3
votes

I am currently trying to port a Chrome extension to Firefox.

The Chrome extension has a "Login" page, which is opened in a new tab as an HTML document. The HTML document is stored in the local directory with other extension files. The user inputs a URL which should represent a server running our application, where the user will be asked to login. After a successful login, the user is redirected back to the options.html page, which is updated to show the user's preferences.

I would like to duplicate this in the Firefox extension, i.e. I would love to avoid writing anything in XUL to build an options page.

I tried opening a new tab with my HTML page like this:

var url = "chrome://myextension/content/options.html";
        var win = Components.classes['@mozilla.org/appshell/window-mediator;1']
                    .getService(Components.interfaces.nsIWindowMediator)
                    .getMostRecentWindow('navigator:browser');
        win.gBrowser.selectedTab = win.gBrowser.addTab(url);

But I don't like this for a few reasons: 1) The navbar in the new tab displays the "chrome:// ..." URL, and 2) it breaks the authentication process. The authentication is done using an OAuth type system, and the current URL is passed into the API so that the user can be redirected back upon successful authentication. The authentication fails with "chrome://" as part of the URL.

Just out of curiosity, I tried hardcoding the URL like this:

http://myextension/content/options.html

And the user is actually successfully authenticated, but then the redirect obviously fails afterward.

The Chrome extension seems to work with no problems or weird hacks. From what I can tell, opening it works like this:

chrome.tabs.create({"url":chrome.extension.getURL("options.html"), "selected":true});

And referencing the URL of the tab later so we can be redirected back to it just works like this:

var options_url = chrome.extension.getURL('options.html');

So, I'm wondering: what is the best way to open a local HTML document in a new tab with a Firefox extension, without using the "chrome://" "protocol"? Is there a similar way to how it can be done with Google Chrome extensions?

UPDATE 23/5/12

So this article says that chrome:// URLs are not accessible from the web, only locally.

http://adblockplus.org/blog/web-pages-accessing-chrome-is-forbidden

I think this could be the reason why my authentication was failing.
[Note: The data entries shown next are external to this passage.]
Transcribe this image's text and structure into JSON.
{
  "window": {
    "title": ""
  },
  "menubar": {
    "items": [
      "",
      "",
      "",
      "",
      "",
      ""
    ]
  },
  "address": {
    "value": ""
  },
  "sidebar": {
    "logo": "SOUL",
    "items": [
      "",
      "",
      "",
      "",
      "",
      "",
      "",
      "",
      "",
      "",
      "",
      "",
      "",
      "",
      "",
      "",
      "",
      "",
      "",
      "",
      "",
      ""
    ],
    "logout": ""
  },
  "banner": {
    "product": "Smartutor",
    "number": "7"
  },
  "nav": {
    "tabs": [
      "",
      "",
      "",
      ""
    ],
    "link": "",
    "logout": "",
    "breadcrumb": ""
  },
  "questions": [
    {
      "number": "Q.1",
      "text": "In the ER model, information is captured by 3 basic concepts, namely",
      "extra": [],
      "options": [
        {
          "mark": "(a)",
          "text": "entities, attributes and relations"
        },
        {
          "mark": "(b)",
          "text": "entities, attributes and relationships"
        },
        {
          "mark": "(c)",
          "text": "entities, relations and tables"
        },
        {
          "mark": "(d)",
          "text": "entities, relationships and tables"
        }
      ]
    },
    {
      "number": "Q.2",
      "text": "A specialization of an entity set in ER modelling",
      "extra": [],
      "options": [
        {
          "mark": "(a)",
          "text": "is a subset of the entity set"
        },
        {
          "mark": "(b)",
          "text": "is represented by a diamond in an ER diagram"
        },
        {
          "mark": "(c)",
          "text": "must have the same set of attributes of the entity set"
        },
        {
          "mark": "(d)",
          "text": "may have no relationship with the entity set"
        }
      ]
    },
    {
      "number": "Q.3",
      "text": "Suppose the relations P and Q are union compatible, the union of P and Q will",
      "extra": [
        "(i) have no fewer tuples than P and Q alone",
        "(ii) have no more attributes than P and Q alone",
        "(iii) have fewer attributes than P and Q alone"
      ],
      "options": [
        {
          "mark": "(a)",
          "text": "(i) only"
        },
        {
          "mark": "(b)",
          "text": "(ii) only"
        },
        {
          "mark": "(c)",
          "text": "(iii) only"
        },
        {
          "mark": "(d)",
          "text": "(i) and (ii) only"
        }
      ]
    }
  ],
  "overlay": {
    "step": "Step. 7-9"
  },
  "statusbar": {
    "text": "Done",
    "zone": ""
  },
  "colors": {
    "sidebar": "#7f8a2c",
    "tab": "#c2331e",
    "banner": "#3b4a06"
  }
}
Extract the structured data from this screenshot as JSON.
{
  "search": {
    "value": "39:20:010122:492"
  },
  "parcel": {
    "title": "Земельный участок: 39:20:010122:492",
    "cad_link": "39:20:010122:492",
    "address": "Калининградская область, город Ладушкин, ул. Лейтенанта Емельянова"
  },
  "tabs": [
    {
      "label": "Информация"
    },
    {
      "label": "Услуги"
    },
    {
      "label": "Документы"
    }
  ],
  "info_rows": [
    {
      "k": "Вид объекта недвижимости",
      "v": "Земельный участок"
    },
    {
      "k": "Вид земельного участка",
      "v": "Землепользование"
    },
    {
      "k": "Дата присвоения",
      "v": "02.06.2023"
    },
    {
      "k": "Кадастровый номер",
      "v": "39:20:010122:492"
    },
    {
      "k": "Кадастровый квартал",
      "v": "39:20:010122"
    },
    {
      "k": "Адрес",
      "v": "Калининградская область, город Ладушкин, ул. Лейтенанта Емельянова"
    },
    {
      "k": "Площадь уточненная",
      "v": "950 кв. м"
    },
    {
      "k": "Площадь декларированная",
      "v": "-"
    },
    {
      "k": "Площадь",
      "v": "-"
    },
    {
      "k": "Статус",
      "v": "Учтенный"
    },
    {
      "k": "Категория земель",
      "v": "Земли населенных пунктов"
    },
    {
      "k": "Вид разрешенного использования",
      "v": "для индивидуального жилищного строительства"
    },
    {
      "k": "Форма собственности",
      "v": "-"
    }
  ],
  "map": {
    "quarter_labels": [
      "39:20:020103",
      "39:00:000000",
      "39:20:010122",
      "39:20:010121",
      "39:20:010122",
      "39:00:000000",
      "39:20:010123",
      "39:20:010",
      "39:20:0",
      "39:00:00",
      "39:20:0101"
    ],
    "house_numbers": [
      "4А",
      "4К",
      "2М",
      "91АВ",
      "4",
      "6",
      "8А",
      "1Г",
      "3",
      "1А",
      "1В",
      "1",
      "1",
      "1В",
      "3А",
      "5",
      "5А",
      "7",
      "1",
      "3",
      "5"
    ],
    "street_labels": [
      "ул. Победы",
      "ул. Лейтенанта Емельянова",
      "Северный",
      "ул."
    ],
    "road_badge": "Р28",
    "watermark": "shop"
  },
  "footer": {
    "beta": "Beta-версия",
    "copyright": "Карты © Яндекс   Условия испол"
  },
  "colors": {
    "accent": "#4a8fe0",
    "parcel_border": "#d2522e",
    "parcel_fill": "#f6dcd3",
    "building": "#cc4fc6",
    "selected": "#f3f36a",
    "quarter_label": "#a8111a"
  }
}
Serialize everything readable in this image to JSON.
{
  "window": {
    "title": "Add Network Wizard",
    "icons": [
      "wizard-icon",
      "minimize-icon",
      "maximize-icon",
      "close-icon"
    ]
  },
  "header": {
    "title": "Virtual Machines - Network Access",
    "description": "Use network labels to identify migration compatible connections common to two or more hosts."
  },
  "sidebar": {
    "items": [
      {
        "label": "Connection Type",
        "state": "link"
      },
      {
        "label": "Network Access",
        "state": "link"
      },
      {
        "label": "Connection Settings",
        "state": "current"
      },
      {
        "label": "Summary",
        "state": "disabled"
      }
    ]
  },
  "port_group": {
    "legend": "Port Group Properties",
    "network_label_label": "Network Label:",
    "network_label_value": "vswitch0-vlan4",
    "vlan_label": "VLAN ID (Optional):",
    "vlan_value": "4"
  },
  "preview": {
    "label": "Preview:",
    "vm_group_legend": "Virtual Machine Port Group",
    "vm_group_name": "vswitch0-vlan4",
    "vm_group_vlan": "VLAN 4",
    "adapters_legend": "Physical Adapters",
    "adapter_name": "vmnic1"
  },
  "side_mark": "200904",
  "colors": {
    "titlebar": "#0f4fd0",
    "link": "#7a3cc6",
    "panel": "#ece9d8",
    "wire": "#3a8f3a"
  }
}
I'm definitely looking for a way for my extension to display a local HTML file in a window or tab without using chrome://.

UPDATE 07/6/12

Here is my (hopefully temporary) solution:

The user enters the URL of the server running our application. He/she is redirected to the application login page, but instead of passing "chrome://myextension/content/options.html" as the URL to be redirected back to after authentication, I pass a phony URL, i.e. "http://myextension/thisis/madeup.html".

In my extension's overlay.js, I set up an HTTP request listener which listens for the phony URL being requested. When a GET happens for the phony URL, I cancel the request, and open the real, locally stored page at "chrome://myextension/content/options.html".

See the following references:

https://developer.mozilla.org/en/XPCOM_Interface_Reference/nsIObserver https://developer.mozilla.org/en/XUL_School/Intercepting_Page_Loads#HTTP_Observers

1
I think you cannot avout that "chrome://", since even the built-in stuff like downloads list and extensions list shows this.Rodrigo

1 Answers

0
votes

If you're trying to do this redirect for an OAuth call you should try using OAuthorizer from Mozilla instead of doing the redirect work yourself. Hope that helps!